The first element is high modernist ideology: the sincere conviction that complex systems can be redesigned from above by administrators armed with technical knowledge. The AI discourse is saturated with this ideology in forms that range from the crude (technologists who claim AI will solve all problems) to the subtle (policymakers who believe the right regulatory framework can anticipate and manage the technology's effects). The ideology is not cynicism. It is sincere conviction, which is what makes it structurally dangerous.
The second element is institutional power sufficient to impose the plan. High modernist ideology without institutional power is merely bad theory. The technology companies deploying AI at scale possess institutional power of a historically novel kind — not the coercive power of the state, but platform power: the ability to reshape the conditions of work, creativity, communication, and cognition for billions of people simultaneously through the design choices embedded in their tools. When Anthropic ships an update to Claude Code, the change affects every engineer who uses the tool the next morning. These are not policy decisions subject to democratic deliberation. They are product decisions made by small teams, implemented globally, often without public notice.
The third element is a prostrate civil society — a population too atomized, disorganized, or demoralized to resist the imposition of the plan. Scott distinguished populations unable to resist from those unwilling. The silent middle that Segal identifies in You On AI is, in Scott's framework, a prostrate civil society in formation. These people are not powerless. Many possess exactly the practitioner knowledge that effective AI governance requires. They are silent because the institutional channels for speaking do not exist, and the public discourse does not reward the ambivalence that constitutes their honest assessment.
The fourth element is the absence of practical feedback mechanisms that would reveal the plan's failures before they become structural. This is the element that transforms bad policy into catastrophe, because it prevents self-correction. The AI transition's feedback mechanisms are failing for specific reasons: the speed of deployment outpaces the speed of assessment; the practitioners who possess the most relevant knowledge have no institutional channel through which to communicate it; and the channels that exist — surveys, feedback forms, social media — are designed for legible input and cannot accommodate the kind of nuanced, contextual knowledge that constitutes practitioner métis.
When all four elements converge, the result is what Scott documented across cultures and centuries: the organized destruction of functioning systems by people who sincerely believed they were improving them. The pathology is identifiable in advance. The intervention is possible. But only if the intervention is informed by the knowledge that the pathology systematically excludes — the local, contextual, embodied knowledge of the people who live inside the systems being planned.

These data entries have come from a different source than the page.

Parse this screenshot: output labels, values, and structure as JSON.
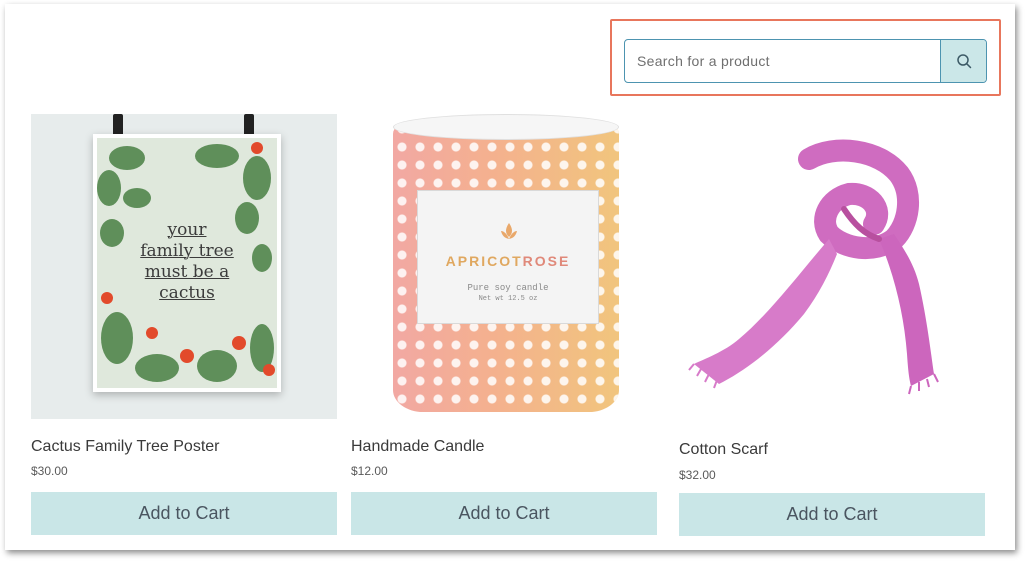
{
  "search": {
    "placeholder": "Search for a product",
    "icon": "search-icon"
  },
  "highlight_color": "#e8765c",
  "accent_color": "#c9e6e7",
  "products": [
    {
      "name": "Cactus Family Tree Poster",
      "price": "$30.00",
      "button": "Add to Cart",
      "image_text": [
        "your",
        "family tree",
        "must be a",
        "cactus"
      ]
    },
    {
      "name": "Handmade Candle",
      "price": "$12.00",
      "button": "Add to Cart",
      "label_brand_a": "APRICOT",
      "label_brand_b": "ROSE",
      "label_line1": "Pure soy candle",
      "label_line2": "Net wt 12.5 oz"
    },
    {
      "name": "Cotton Scarf",
      "price": "$32.00",
      "button": "Add to Cart"
    }
  ]
}
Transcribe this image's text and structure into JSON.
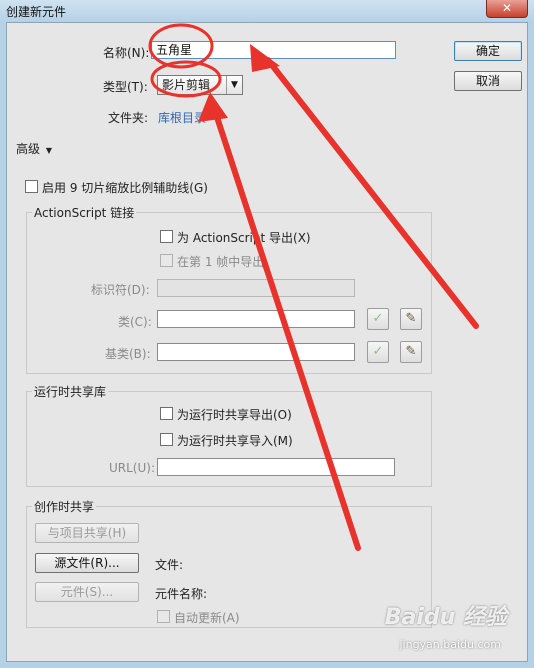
{
  "window": {
    "title": "创建新元件",
    "close_glyph": "✕"
  },
  "form": {
    "name_label": "名称(N):",
    "name_value": "五角星",
    "type_label": "类型(T):",
    "type_value": "影片剪辑",
    "folder_label": "文件夹:",
    "folder_value": "库根目录",
    "advanced_label": "高级",
    "advanced_arrow": "▼",
    "nine_slice_label": "启用 9 切片缩放比例辅助线(G)"
  },
  "buttons": {
    "ok": "确定",
    "cancel": "取消"
  },
  "actionscript": {
    "group_title": "ActionScript 链接",
    "export_label": "为 ActionScript 导出(X)",
    "export_frame1_label": "在第 1 帧中导出",
    "identifier_label": "标识符(D):",
    "class_label": "类(C):",
    "base_class_label": "基类(B):",
    "check_glyph": "✓",
    "edit_glyph": "✎"
  },
  "runtime_shared": {
    "group_title": "运行时共享库",
    "export_label": "为运行时共享导出(O)",
    "import_label": "为运行时共享导入(M)",
    "url_label": "URL(U):"
  },
  "authortime_shared": {
    "group_title": "创作时共享",
    "share_with_project_button": "与项目共享(H)",
    "source_file_button": "源文件(R)...",
    "file_label": "文件:",
    "symbol_button": "元件(S)...",
    "symbol_name_label": "元件名称:",
    "auto_update_label": "自动更新(A)"
  },
  "watermark": {
    "logo": "Baidu 经验",
    "url": "jingyan.baidu.com"
  },
  "colors": {
    "annotation": "#e8322c",
    "link": "#2b67b8"
  }
}
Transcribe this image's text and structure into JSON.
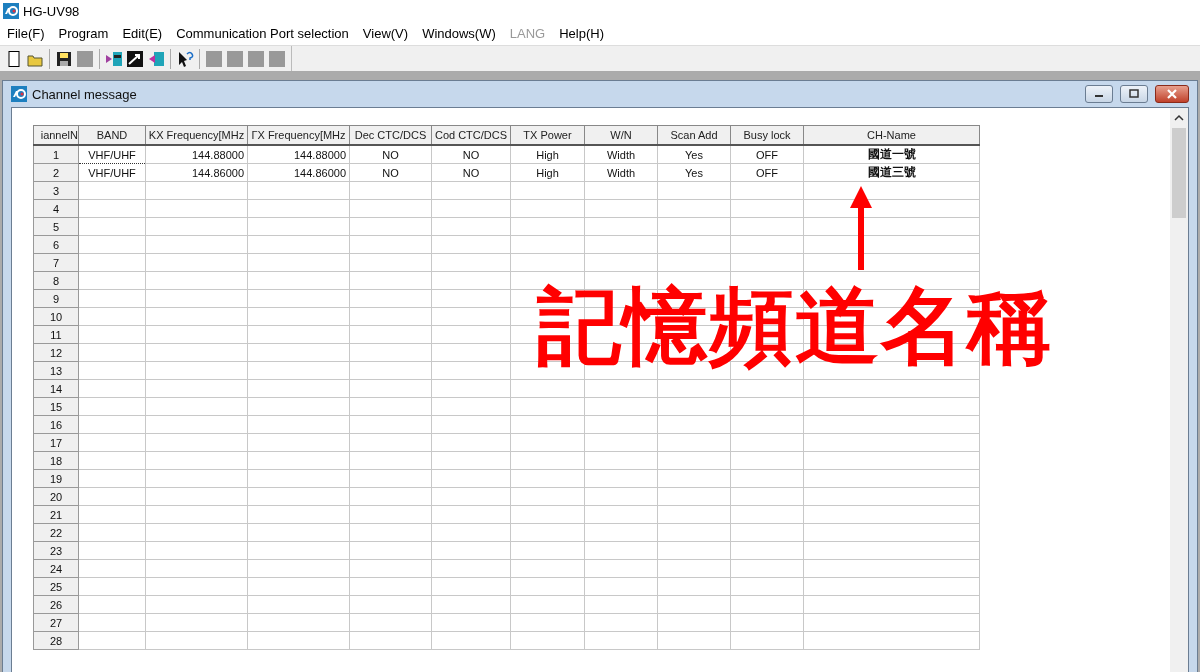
{
  "window": {
    "title": "HG-UV98"
  },
  "menu": [
    {
      "label": "File(F)",
      "disabled": false
    },
    {
      "label": "Program",
      "disabled": false
    },
    {
      "label": "Edit(E)",
      "disabled": false
    },
    {
      "label": "Communication Port selection",
      "disabled": false
    },
    {
      "label": "View(V)",
      "disabled": false
    },
    {
      "label": "Windows(W)",
      "disabled": false
    },
    {
      "label": "LANG",
      "disabled": true
    },
    {
      "label": "Help(H)",
      "disabled": false
    }
  ],
  "toolbar": [
    {
      "kind": "new"
    },
    {
      "kind": "open"
    },
    {
      "kind": "sep"
    },
    {
      "kind": "save"
    },
    {
      "kind": "blank"
    },
    {
      "kind": "sep"
    },
    {
      "kind": "read"
    },
    {
      "kind": "write"
    },
    {
      "kind": "transfer"
    },
    {
      "kind": "sep"
    },
    {
      "kind": "help"
    },
    {
      "kind": "sep"
    },
    {
      "kind": "blank"
    },
    {
      "kind": "blank"
    },
    {
      "kind": "blank"
    },
    {
      "kind": "blank"
    }
  ],
  "child_window": {
    "title": "Channel message"
  },
  "table": {
    "columns": [
      "iannelN",
      "BAND",
      "ΚX Frequency[MHz",
      "ΓX Frequency[MHz",
      "Dec CTC/DCS",
      "Cod CTC/DCS",
      "TX Power",
      "W/N",
      "Scan Add",
      "Busy lock",
      "CH-Name"
    ],
    "rows": [
      {
        "cells": [
          "1",
          "VHF/UHF",
          "144.88000",
          "144.88000",
          "NO",
          "NO",
          "High",
          "Width",
          "Yes",
          "OFF",
          "國道一號"
        ]
      },
      {
        "cells": [
          "2",
          "VHF/UHF",
          "144.86000",
          "144.86000",
          "NO",
          "NO",
          "High",
          "Width",
          "Yes",
          "OFF",
          "國道三號"
        ]
      },
      {
        "cells": [
          "3"
        ]
      },
      {
        "cells": [
          "4"
        ]
      },
      {
        "cells": [
          "5"
        ]
      },
      {
        "cells": [
          "6"
        ]
      },
      {
        "cells": [
          "7"
        ]
      },
      {
        "cells": [
          "8"
        ]
      },
      {
        "cells": [
          "9"
        ]
      },
      {
        "cells": [
          "10"
        ]
      },
      {
        "cells": [
          "11"
        ]
      },
      {
        "cells": [
          "12"
        ]
      },
      {
        "cells": [
          "13"
        ]
      },
      {
        "cells": [
          "14"
        ]
      },
      {
        "cells": [
          "15"
        ]
      },
      {
        "cells": [
          "16"
        ]
      },
      {
        "cells": [
          "17"
        ]
      },
      {
        "cells": [
          "18"
        ]
      },
      {
        "cells": [
          "19"
        ]
      },
      {
        "cells": [
          "20"
        ]
      },
      {
        "cells": [
          "21"
        ]
      },
      {
        "cells": [
          "22"
        ]
      },
      {
        "cells": [
          "23"
        ]
      },
      {
        "cells": [
          "24"
        ]
      },
      {
        "cells": [
          "25"
        ]
      },
      {
        "cells": [
          "26"
        ]
      },
      {
        "cells": [
          "27"
        ]
      },
      {
        "cells": [
          "28"
        ]
      }
    ]
  },
  "annotation": {
    "text": "記憶頻道名稱"
  }
}
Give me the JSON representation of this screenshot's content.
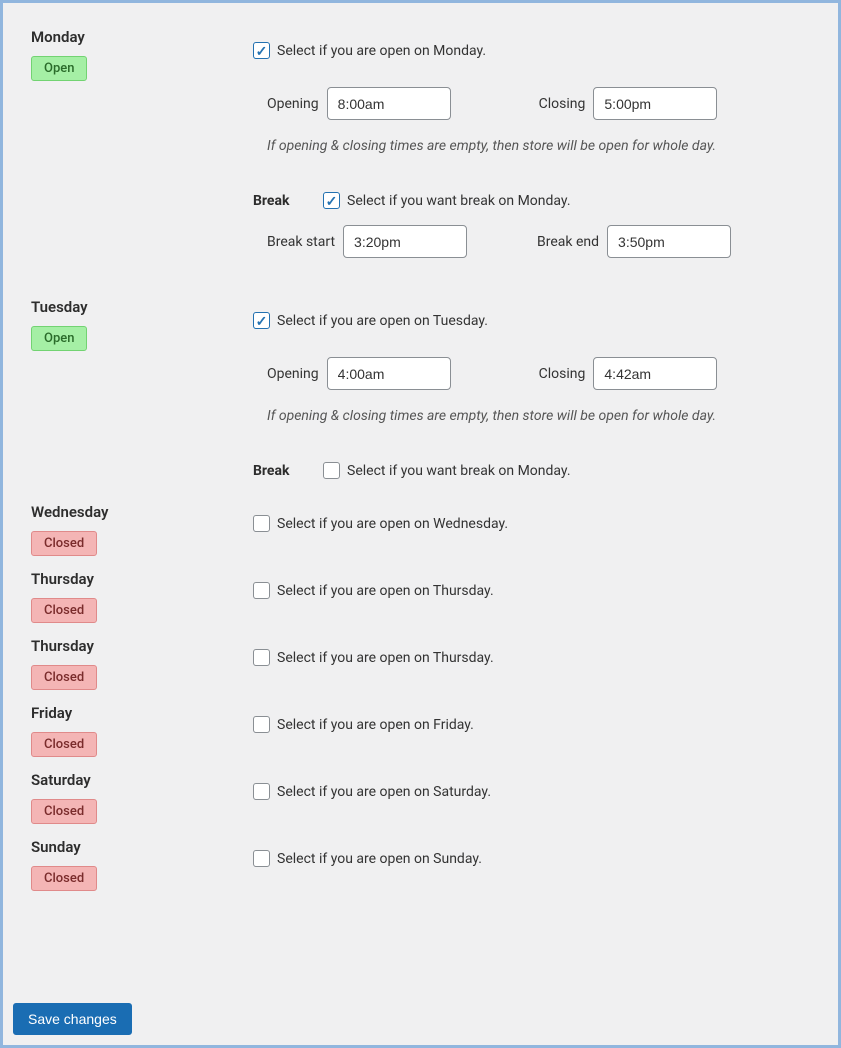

Scott developed the four-element framework through comparative study of twentieth-century planning catastrophes in Seeing Like a State. The framework was not presented as an exhaustive causal theory but as a diagnostic tool — a set of questions to ask of any proposed intervention in order to assess its vulnerability to the characteristic failures of high modernism. Subsequent scholars have refined and extended the framework, applying it to contexts Scott did not examine and producing variations that address specific domains.
Conjoint necessity. All four elements must be present simultaneously. Removing any one reduces the risk substantially. This is the diagnostic's practical value: it identifies the points of intervention.
Institutional power includes platform power. Scott's original framework focused on state power. The AI era requires extending the concept to include the platform power wielded by technology companies whose design choices affect billions of users.
Prostrate does not mean powerless. The silent middle is silent because of institutional conditions, not because of lack of knowledge or capability. The knowledge is there. The channels are missing.
Feedback failure is the transformer. The element that turns bad policy into catastrophe is the absence of self-correcting feedback. This is where intervention can have the largest effect.
Critics have argued that the four-element framework is too abstract to guide specific policy, and that the real work lies in the details of individual cases that the framework cannot address. Scott's response was that the framework was meant as a starting point for analysis, not a substitute for it. The framework's application to AI has been extended by scholars including Henry Farrell and Marion Fourcade, who have argued that the AI era introduces novel features (particularly inductive legibility) that require modifications to the original framework.